KUALA LUMPUR: Long-awaited government recognition of Chinese schools’ Unified Examination Certificate could be in sight, but political observers do not expect it to happen within the first 100 days of Pakatan Harapan taking power.
The Chinese education movement Dong Zong said it has sought to meet new Education Minister Maszlee Malik for discussions but has yet to receive a reply.
Political commentator Tang Ah Chai said there were still hurdles to overcome, including resistance from some groups, especially Malay scholars.
“They always object to the UEC, they say that it is against national education policy and they cannot accept UEC as an examination conducted outside the government system,” he told FMT when asked to comment on the possible obstacles to UEC recognition.
Previous federal governments have kept recognition at bay, but Pakatan Harapan chief secretary Saifuddin Abdullah has said that the coalition would recognise the certificate when it came into office.
Recognition of the UEC, the school-leaving certificate of independent Chinese schools, was among the election campaign promises of Pakatan Harapan and Pakatan Rakyat before. The certificate has received limited recognition as an entry qualification in Sarawak, Selangor and Penang but not by the federal civil service or national public universities.
Malay-based groups, such as Perkasa and Gabungan Pelajar Melayu Semenanjung have objected to the UEC as an entry qualification for public universities, on the ground that the UEC curriculum was not in line with government education policies.
Despite such objections, Tang was optimistic that the new Pakatan Harapan-run government would be more receptive.
“Prime Minister (Dr Mahathir Mohamad) had abolished the National Council of Professors after he returned to office. This professors group was against the UEC,” he said.
He also had advice for Chinese education groups such as the United Chinese School Committees Association of Malaysia (Dong Zong) and Jiao Zhong (United Chinese School Teachers’ Association) if they sought to have a meeting with the Mazlee.
They should not only talk about the UEC, because the ministry might think they are shallow, but they should also provide their views on how to improve Malaysian education in the future, he said.
Another analyst, Thock Kiah Wah was optimistic. “I think PH will recognise the UEC as they had spoken about it many times before.
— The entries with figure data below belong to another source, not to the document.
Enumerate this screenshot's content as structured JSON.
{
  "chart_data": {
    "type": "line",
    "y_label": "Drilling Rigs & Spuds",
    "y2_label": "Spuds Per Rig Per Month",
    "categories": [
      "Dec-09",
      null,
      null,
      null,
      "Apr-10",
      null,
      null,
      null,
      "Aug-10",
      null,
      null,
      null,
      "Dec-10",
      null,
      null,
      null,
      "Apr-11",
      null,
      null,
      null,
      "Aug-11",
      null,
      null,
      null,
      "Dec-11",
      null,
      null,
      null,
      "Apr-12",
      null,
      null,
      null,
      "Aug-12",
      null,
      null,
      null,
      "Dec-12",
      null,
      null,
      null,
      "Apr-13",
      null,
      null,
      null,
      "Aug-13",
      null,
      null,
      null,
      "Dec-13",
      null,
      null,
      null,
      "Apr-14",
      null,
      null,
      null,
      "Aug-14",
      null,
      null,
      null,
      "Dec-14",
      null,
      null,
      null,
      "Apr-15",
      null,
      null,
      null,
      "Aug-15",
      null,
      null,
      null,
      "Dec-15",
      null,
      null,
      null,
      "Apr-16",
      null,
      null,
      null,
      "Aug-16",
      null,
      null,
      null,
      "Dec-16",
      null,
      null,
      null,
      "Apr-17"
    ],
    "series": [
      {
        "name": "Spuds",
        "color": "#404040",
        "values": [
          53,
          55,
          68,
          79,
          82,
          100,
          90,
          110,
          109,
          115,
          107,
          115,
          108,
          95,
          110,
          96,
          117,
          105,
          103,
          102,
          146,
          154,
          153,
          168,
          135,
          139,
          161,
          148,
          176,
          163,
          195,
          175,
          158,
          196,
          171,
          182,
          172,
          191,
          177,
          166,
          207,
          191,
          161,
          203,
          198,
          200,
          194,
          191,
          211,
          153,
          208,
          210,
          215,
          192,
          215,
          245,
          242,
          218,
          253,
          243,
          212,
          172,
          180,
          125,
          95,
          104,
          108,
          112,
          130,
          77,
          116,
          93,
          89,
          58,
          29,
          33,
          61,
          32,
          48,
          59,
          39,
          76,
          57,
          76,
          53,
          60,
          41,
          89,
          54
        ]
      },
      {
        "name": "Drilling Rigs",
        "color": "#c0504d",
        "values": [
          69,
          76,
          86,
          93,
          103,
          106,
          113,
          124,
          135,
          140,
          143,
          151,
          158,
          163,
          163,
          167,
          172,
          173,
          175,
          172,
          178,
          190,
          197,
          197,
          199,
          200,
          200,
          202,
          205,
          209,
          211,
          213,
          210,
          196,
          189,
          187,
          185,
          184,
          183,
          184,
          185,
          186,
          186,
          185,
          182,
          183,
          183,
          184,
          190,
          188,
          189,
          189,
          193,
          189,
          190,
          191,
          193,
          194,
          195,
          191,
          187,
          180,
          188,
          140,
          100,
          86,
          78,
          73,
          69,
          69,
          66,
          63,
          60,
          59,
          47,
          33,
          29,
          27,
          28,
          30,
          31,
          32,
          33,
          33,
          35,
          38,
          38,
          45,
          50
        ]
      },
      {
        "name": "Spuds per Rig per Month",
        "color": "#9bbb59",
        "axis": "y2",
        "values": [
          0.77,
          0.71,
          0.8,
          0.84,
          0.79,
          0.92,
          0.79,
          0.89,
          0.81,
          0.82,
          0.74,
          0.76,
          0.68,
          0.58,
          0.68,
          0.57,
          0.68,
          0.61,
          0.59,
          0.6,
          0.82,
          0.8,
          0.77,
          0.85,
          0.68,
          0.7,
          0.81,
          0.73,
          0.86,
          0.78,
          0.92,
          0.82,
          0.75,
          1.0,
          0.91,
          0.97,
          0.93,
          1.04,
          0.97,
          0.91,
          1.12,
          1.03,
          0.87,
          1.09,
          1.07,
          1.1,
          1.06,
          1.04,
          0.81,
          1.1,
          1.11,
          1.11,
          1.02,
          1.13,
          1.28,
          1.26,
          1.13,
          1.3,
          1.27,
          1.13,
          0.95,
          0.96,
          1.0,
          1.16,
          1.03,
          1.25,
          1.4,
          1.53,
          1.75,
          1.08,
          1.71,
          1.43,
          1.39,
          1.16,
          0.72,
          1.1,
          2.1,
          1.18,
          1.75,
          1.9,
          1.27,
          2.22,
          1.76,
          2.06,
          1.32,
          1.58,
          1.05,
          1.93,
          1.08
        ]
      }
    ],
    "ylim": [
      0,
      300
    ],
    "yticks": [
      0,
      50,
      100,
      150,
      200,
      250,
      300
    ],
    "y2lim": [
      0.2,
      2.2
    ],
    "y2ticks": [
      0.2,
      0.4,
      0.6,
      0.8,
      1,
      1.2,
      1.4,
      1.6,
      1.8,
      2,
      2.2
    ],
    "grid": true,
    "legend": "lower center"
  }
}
However, how long it will take to realise the hopes of the Chinese community will depend on whether the minister will be able to deliver PH’s promise,” he said.
Dong Zong president Vincent Lau urged PH to honour their campaign pledge to recognise the UEC.
“Even if the UEC is not in the list of what they wish to achieve in their first 100 days, Dong Zong do not see any more hurdles towards recognising UEC,” he said.
Lau said Dong Zong had already agreed to a PH condition that UEC students must sit for the SPM Bahasa Melayu paper.
He said Dong Zong had written to Mazlee last Tuesday, after he took his oath of office, to seek a meeting on the UEC but had yet to receive a reply. FMT was unable to reach Mazlee for comment.
The UEC was created by the Chinese independent schools 45 years ago, when the government stopped financing Chinese schools and preparing examination papers for them, because the school boards would not adopt Malay as the medium of instruction.
UEC holders can pursue degree courses at about 1,000 international universities and local private universities without having to attend pre-university classes.
State-owned institutions in Sarawak and Selangor have accepted the UEC as an admission qualification, and as an entry qualification to the Sarawak civil service, and to state-owned companies in Penang.